Ou en peut dire autant de Hannele Mattern ; là, M. Hauptmann est peut-être plus personnel encore et plus réellement nouveau, sinon dans le fond même de son œuvre, du moins dans la façon dont il la présente. La petite Hannele Mattern, battue par un père ivrogne (toujours), poussée dans la misère et dans la douleur, pauvre créature de désespoir, est une sœur de la petite Lalie de l’Assommoir, et elle n’est ni plus malheureuse, ni plus touchante. Mais l’idée de grouper autour d’elle, pour émouvoir de sa douleur, les êtres fictifs qu’enfante son délire à côté des êtres réels qui sont les témoins de son agonie, est à peu près nouvelle.

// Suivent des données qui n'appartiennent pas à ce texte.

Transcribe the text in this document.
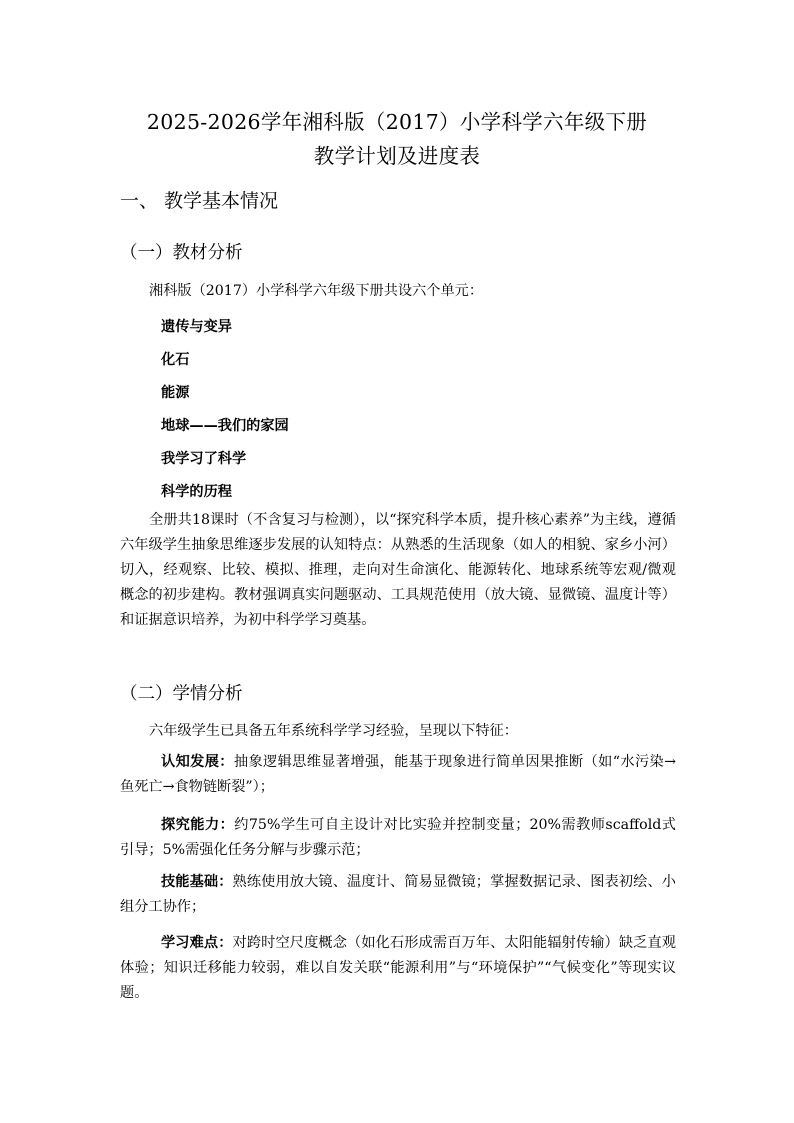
2025-2026学年湘科版（2017）小学科学六年级下册
教学计划及进度表
一、 教学基本情况
（一）教材分析
湘科版（2017）小学科学六年级下册共设六个单元：
遗传与变异
化石
能源
地球——我们的家园
我学习了科学
科学的历程
全册共18课时（不含复习与检测），以“探究科学本质，提升核心素养”为主线，遵循六年级学生抽象思维逐步发展的认知特点：从熟悉的生活现象（如人的相貌、家乡小河）切入，经观察、比较、模拟、推理，走向对生命演化、能源转化、地球系统等宏观/微观概念的初步建构。教材强调真实问题驱动、工具规范使用（放大镜、显微镜、温度计等）和证据意识培养，为初中科学学习奠基。
（二）学情分析
六年级学生已具备五年系统科学学习经验，呈现以下特征：
认知发展：抽象逻辑思维显著增强，能基于现象进行简单因果推断（如“水污染→鱼死亡→食物链断裂”）；
探究能力：约75%学生可自主设计对比实验并控制变量；20%需教师scaffold式引导；5%需强化任务分解与步骤示范；
技能基础：熟练使用放大镜、温度计、简易显微镜；掌握数据记录、图表初绘、小组分工协作；
学习难点：对跨时空尺度概念（如化石形成需百万年、太阳能辐射传输）缺乏直观体验；知识迁移能力较弱，难以自发关联“能源利用”与“环境保护”“气候变化”等现实议题。
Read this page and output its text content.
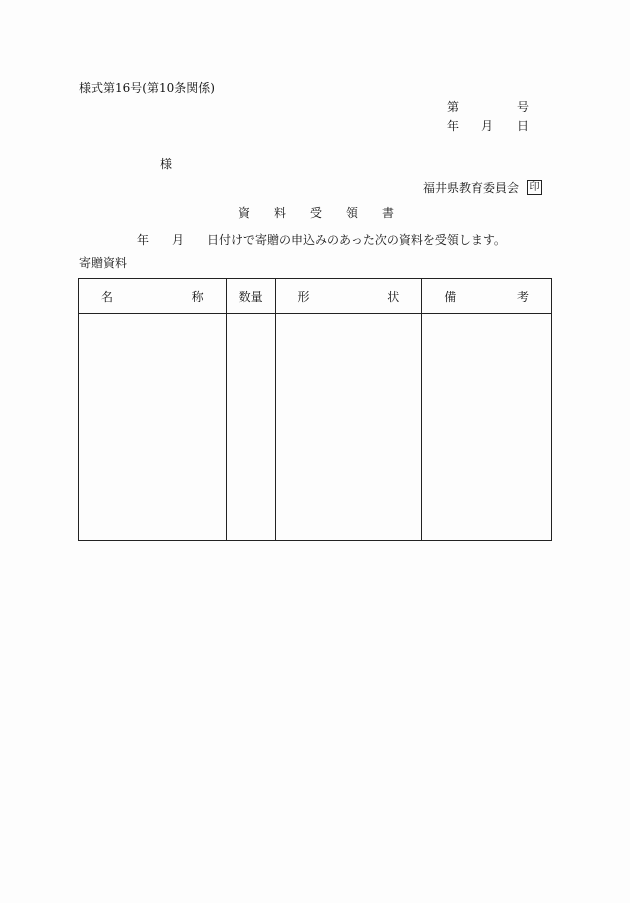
様式第16号(第10条関係)
第	号
年 月 日
様
福井県教育委員会 印
資　　料　　受　　領　　書
年 月 日付けで寄贈の申込みのあった次の資料を受領します。
寄贈資料
名 称	数量	形 状	備 考
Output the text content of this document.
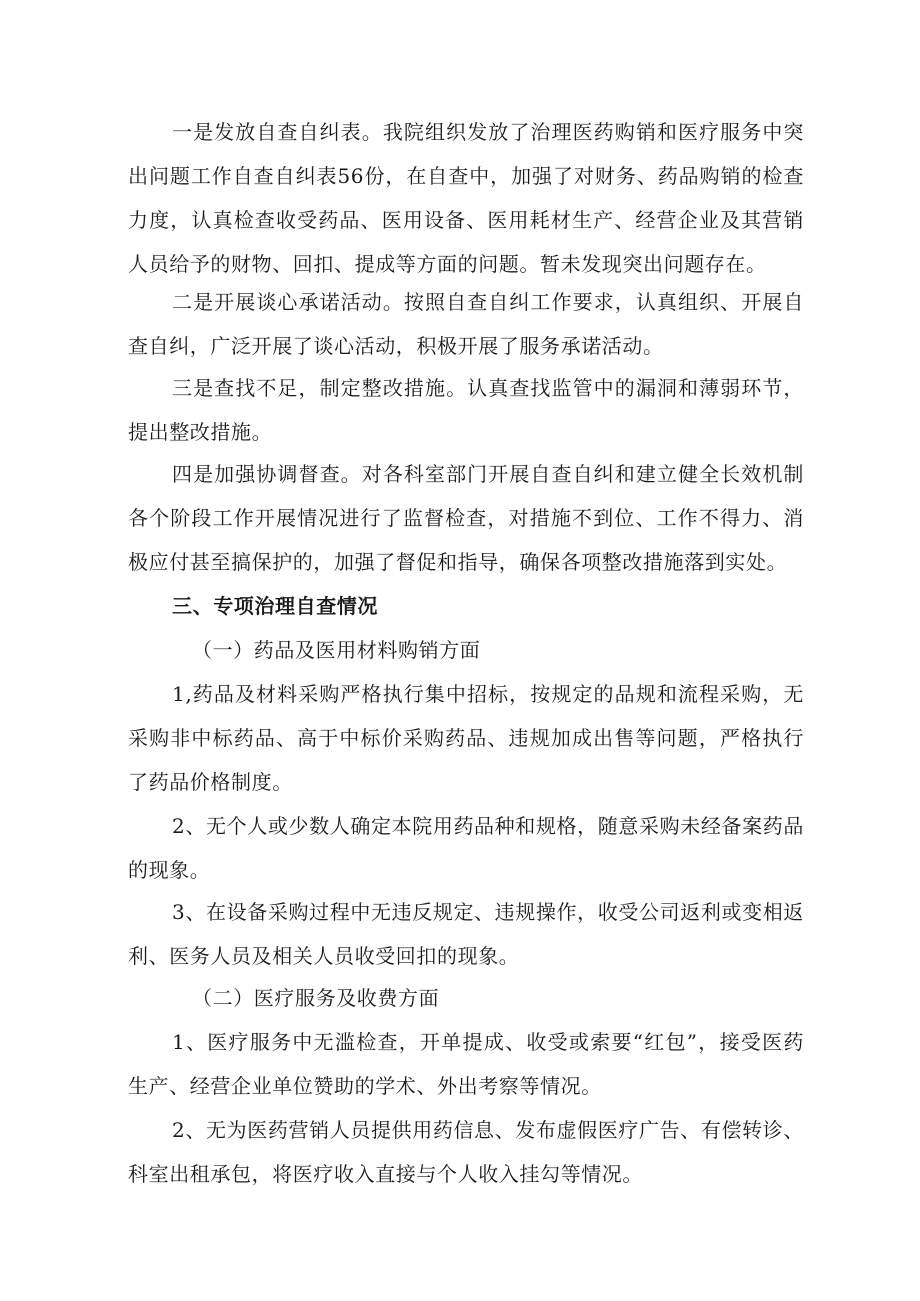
一是发放自查自纠表。我院组织发放了治理医药购销和医疗服务中突出问题工作自查自纠表56份，在自查中，加强了对财务、药品购销的检查力度，认真检查收受药品、医用设备、医用耗材生产、经营企业及其营销人员给予的财物、回扣、提成等方面的问题。暂未发现突出问题存在。

二是开展谈心承诺活动。按照自查自纠工作要求，认真组织、开展自查自纠，广泛开展了谈心活动，积极开展了服务承诺活动。

三是查找不足，制定整改措施。认真查找监管中的漏洞和薄弱环节，提出整改措施。

四是加强协调督查。对各科室部门开展自查自纠和建立健全长效机制各个阶段工作开展情况进行了监督检查，对措施不到位、工作不得力、消极应付甚至搞保护的，加强了督促和指导，确保各项整改措施落到实处。

三、专项治理自查情况

（一）药品及医用材料购销方面

1,药品及材料采购严格执行集中招标，按规定的品规和流程采购，无采购非中标药品、高于中标价采购药品、违规加成出售等问题，严格执行了药品价格制度。

2、无个人或少数人确定本院用药品种和规格，随意采购未经备案药品的现象。

3、在设备采购过程中无违反规定、违规操作，收受公司返利或变相返利、医务人员及相关人员收受回扣的现象。

（二）医疗服务及收费方面

1、医疗服务中无滥检查，开单提成、收受或索要“红包”，接受医药生产、经营企业单位赞助的学术、外出考察等情况。

2、无为医药营销人员提供用药信息、发布虚假医疗广告、有偿转诊、科室出租承包，将医疗收入直接与个人收入挂勾等情况。
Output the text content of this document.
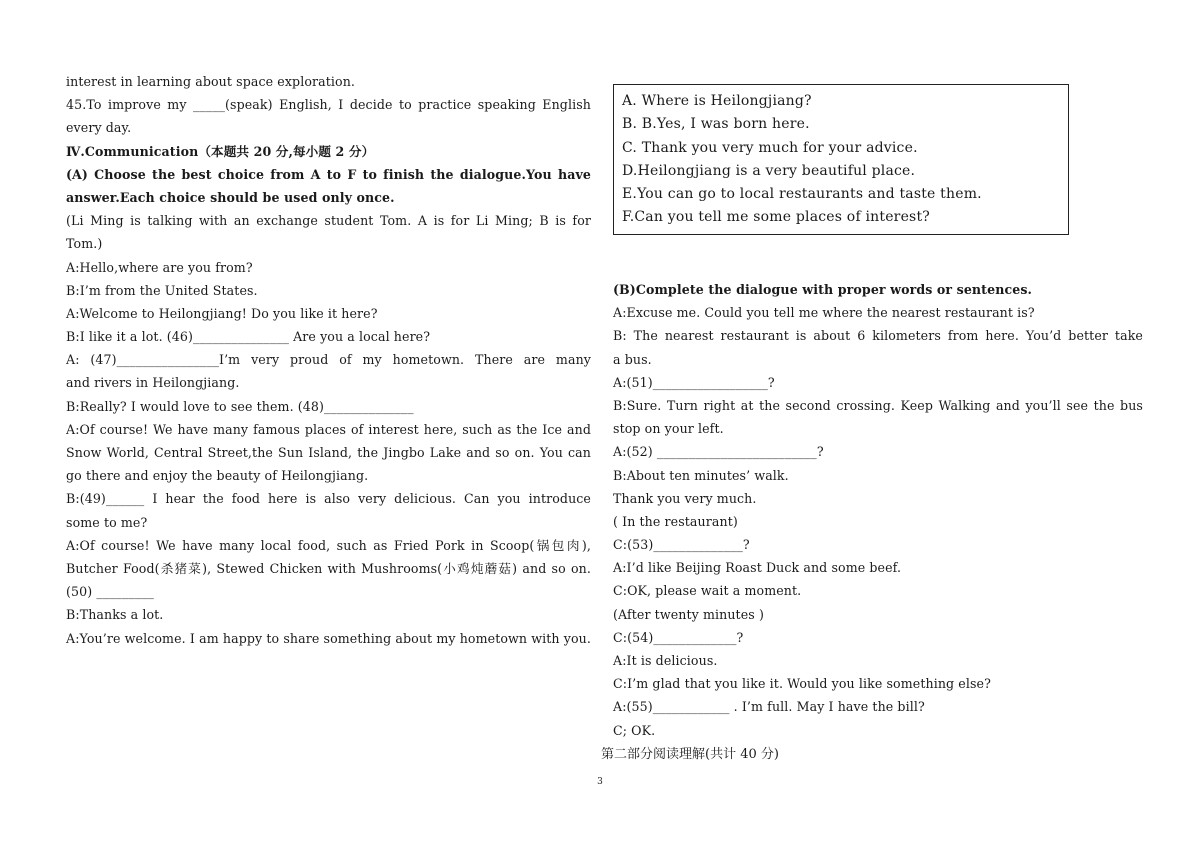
interest in learning about space exploration.
45.To improve my _____(speak) English, I decide to practice speaking English
every day.
Ⅳ.Communication（本题共 20 分,每小题 2 分）
(A) Choose the best choice from A to F to finish the dialogue.You have
answer.Each choice should be used only once.
(Li Ming is talking with an exchange student Tom. A is for Li Ming; B is for
Tom.)
A:Hello,where are you from?
B:I’m from the United States.
A:Welcome to Heilongjiang! Do you like it here?
B:I like it a lot. (46)_______________ Are you a local here?
A: (47)________________I’m very proud of my hometown. There are many
and rivers in Heilongjiang.
B:Really? I would love to see them. (48)______________
A:Of course! We have many famous places of interest here, such as the Ice and
Snow World, Central Street,the Sun Island, the Jingbo Lake and so on. You can
go there and enjoy the beauty of Heilongjiang.
B:(49)______ I hear the food here is also very delicious. Can you introduce
some to me?
A:Of course! We have many local food, such as Fried Pork in Scoop(锅包肉),
Butcher Food(杀猪菜), Stewed Chicken with Mushrooms(小鸡炖蘑菇) and so on.
(50) _________
B:Thanks a lot.
A:You’re welcome. I am happy to share something about my hometown with you.
A. Where is Heilongjiang?
B. B.Yes, I was born here.
C. Thank you very much for your advice.
D.Heilongjiang is a very beautiful place.
E.You can go to local restaurants and taste them.
F.Can you tell me some places of interest?
(B)Complete the dialogue with proper words or sentences.
A:Excuse me. Could you tell me where the nearest restaurant is?
B: The nearest restaurant is about 6 kilometers from here. You’d better take
a bus.
A:(51)__________________?
B:Sure. Turn right at the second crossing. Keep Walking and you’ll see the bus
stop on your left.
A:(52) _________________________?
B:About ten minutes’ walk.
Thank you very much.
( In the restaurant)
C:(53)______________?
A:I’d like Beijing Roast Duck and some beef.
C:OK, please wait a moment.
(After twenty minutes )
C:(54)_____________?
A:It is delicious.
C:I’m glad that you like it. Would you like something else?
A:(55)____________ . I’m full. May I have the bill?
C; OK.
第二部分阅读理解(共计 40 分)
3
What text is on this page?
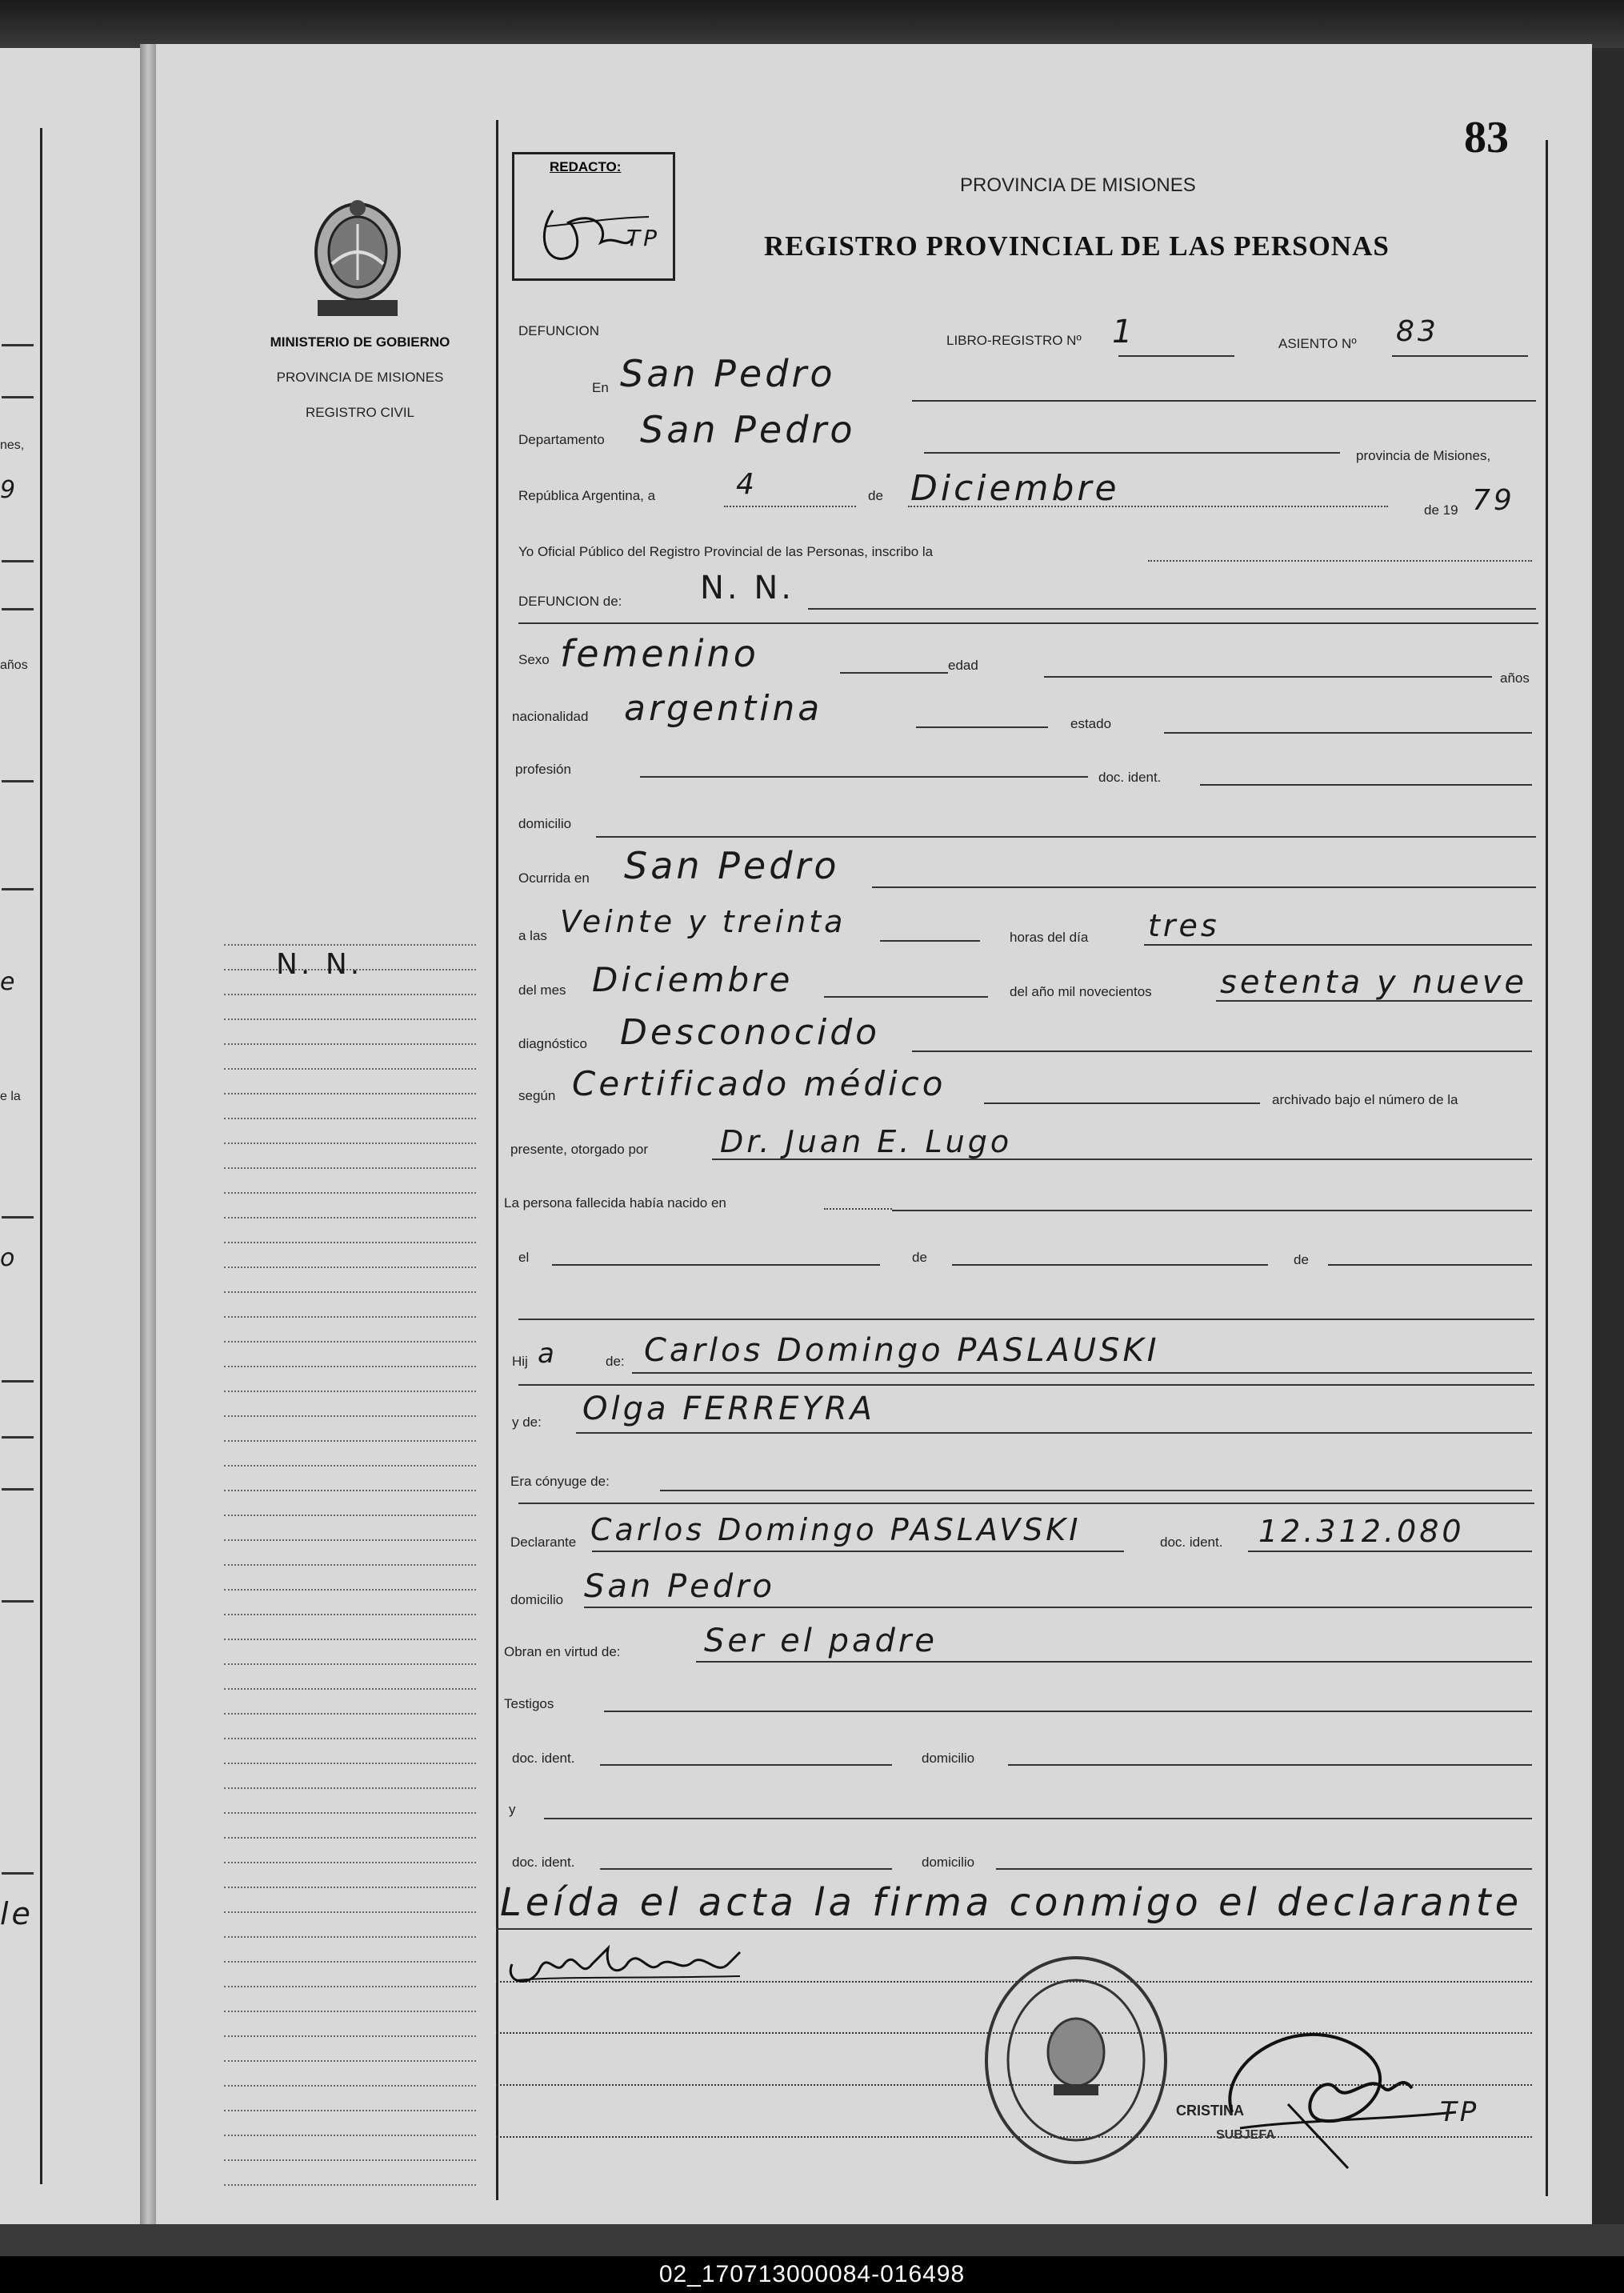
nes,
9
años
e
e la
o
le
83
REDACTO:
TP
PROVINCIA DE MISIONES
REGISTRO PROVINCIAL DE LAS PERSONAS
MINISTERIO DE GOBIERNO
PROVINCIA DE MISIONES
REGISTRO CIVIL
N. N.
DEFUNCION
LIBRO-REGISTRO Nº 1	ASIENTO Nº 83
En San Pedro
Departamento San Pedro
provincia de Misiones,
República Argentina, a	4	de Diciembre
de 19 79
Yo Oficial Público del Registro Provincial de las Personas, inscribo la
DEFUNCION de: N. N.
Sexo femenino	edad
años
nacionalidad argentina	estado
profesión
doc. ident.
domicilio
Ocurrida en San Pedro
a las Veinte y treinta	horas del día tres
del mes Diciembre	del año mil novecientos setenta y nueve
diagnóstico Desconocido
según Certificado médico	archivado bajo el número de la
presente, otorgado por Dr. Juan E. Lugo
La persona fallecida había nacido en
el	de	de
Hij a	de: Carlos Domingo PASLAUSKI
y de: Olga FERREYRA
Era cónyuge de:
Declarante Carlos Domingo PASLAVSKI	doc. ident. 12.312.080
domicilio San Pedro
Obran en virtud de:	Ser el padre
Testigos
doc. ident.	domicilio
y
doc. ident.	domicilio
Leída el acta la firma conmigo el declarante
CRISTINA
SUBJEFA
TP
02_170713000084-016498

Je dis à peu près, car, quelques mois avant M. Hauptmann, un écrivain bernois, M. J.-V. Widmann, attachait son nom à une tentative du même genre, plus compliquée, plus théâtrale à certains égards, et d’ailleurs fort remarquable[1]. Il n’en est pas moins vrai que, grâce à des trucs fort habiles, M. Hauptmann est parvenu à produire sur la plupart de ses spectateurs une impression très forte : contestée à Paris, sa dernière pièce obtint un très grand succès en Allemagne. Et comme c’est au public allemand qu’elle était destinée, il faut bien croire que l’auteur ne s’est point trompé, en somme, dans le choix de ses moyens. On peut préférer un art

  1. Au-delà du bien et du mal, drame en trois actes. Stuttgart, 1893.